Retrospektif çalışmalar için etik değerlendirmeye gereklidir. Bu gerekliliği daha büyük bir kavramsal çerçeve içinde görürsek gereklilikleri anlamamız da daha kolay olacaktır. Bilimsel araştırma süreçleri, nitelikli bir gelecek kurmamız için en temel gerekliliklerin başındadır. Nitelikli araştırma ancak nitelikli araştırmacılar ile mümkündür.

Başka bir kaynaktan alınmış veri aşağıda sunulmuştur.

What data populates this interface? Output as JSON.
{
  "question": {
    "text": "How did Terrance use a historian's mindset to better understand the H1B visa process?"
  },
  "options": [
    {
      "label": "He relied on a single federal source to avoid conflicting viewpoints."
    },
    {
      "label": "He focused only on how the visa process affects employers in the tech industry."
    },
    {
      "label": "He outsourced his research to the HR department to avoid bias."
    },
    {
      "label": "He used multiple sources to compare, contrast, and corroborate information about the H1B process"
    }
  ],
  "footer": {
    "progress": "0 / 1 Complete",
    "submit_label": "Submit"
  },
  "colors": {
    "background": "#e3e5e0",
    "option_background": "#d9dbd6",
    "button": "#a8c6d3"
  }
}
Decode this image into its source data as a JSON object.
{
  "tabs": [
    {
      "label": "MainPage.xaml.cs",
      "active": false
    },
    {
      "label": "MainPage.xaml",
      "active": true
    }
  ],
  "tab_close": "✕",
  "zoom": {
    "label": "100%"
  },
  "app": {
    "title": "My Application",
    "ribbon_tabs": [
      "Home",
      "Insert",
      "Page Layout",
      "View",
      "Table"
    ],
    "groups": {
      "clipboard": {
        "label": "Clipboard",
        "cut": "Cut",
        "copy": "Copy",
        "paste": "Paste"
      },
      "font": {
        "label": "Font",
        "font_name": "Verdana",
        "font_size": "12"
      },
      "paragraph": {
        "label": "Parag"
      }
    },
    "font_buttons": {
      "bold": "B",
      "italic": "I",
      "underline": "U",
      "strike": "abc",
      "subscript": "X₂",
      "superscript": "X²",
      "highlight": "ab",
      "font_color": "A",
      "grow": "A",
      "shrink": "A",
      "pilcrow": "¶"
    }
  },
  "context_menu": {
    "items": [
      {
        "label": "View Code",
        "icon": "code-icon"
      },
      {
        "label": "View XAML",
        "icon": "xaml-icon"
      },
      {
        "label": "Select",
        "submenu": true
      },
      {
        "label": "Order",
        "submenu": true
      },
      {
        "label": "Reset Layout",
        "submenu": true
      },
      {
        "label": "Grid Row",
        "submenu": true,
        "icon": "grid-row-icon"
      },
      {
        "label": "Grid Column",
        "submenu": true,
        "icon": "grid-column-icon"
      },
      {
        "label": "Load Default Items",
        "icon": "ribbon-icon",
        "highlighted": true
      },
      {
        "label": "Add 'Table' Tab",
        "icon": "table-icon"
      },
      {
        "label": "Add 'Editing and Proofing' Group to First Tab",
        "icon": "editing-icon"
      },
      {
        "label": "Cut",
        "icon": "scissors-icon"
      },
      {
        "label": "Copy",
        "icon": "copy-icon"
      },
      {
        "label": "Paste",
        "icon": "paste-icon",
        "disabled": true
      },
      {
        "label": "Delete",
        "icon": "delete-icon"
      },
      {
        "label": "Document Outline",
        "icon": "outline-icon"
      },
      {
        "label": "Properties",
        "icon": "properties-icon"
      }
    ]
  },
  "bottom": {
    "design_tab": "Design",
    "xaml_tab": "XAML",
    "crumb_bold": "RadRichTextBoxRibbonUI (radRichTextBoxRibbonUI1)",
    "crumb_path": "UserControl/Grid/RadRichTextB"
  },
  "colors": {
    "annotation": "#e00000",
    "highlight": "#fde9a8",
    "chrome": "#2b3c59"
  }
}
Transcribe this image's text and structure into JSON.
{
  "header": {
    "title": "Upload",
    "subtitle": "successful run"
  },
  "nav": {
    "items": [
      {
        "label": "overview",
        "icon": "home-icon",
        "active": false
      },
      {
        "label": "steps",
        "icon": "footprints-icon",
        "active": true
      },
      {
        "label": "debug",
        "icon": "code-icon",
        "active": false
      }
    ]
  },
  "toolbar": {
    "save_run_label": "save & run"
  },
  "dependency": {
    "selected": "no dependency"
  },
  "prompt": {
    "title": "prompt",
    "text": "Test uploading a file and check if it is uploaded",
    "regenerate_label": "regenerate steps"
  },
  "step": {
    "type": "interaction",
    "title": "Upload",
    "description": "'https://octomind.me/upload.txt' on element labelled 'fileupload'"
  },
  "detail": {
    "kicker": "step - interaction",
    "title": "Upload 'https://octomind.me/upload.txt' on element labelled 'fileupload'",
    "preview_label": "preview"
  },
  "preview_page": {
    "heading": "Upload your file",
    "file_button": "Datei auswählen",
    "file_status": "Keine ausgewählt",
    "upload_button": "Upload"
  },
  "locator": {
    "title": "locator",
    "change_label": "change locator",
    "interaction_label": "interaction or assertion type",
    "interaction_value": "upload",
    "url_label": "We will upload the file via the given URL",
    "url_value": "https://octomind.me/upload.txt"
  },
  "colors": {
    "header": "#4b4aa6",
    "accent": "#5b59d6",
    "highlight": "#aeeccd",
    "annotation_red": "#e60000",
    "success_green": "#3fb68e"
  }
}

Yapacağımız düzenlemelerin esasını, geleceğimiz kuracak nitelikli araştırmacı yetiştirilmesi ve bu araştırmacıların verimli çalışmalarına imkân sağlayacak şekilde belirlemek zorundayız. Gereksiz bürokrasi üretmekten kaçınarak, etik gerekliliklerden ödün vermeden, nitelikli araştırma süreçlerini ve bilgi üretimini sağlamak yapılacaklar listemizdeki en önemli işi oluşturuyor.

Prof. Dr. Adil Polat

Şubat 2022

Bağcılar

Yorumlar (1)
Şükran yıldırım 2 yıl önce
Merhaba, bir hastalığın tedavisinde ilk seçenek temin edilemediği için alternatif bir seçenek kullanılmıştır, ancak alternatif seçeneğin bu alanda kullanılması için onay yoktur. Ancak hastanın hayatı tehdit altında olduğu için kullanılmak zorunda kalınmıştır. Literatürde de bu alanda başarılı olduğu bildirilmektedir. Bu hastaları retrospektif olarak yazmak istediğimde etik kurul bunu yeni bir ilaç çalışması gibi algılayıp, mevzuata uygun olmadığını bildirerek reddetmiştir. Bu konuda mevzuat ne diyor acaba?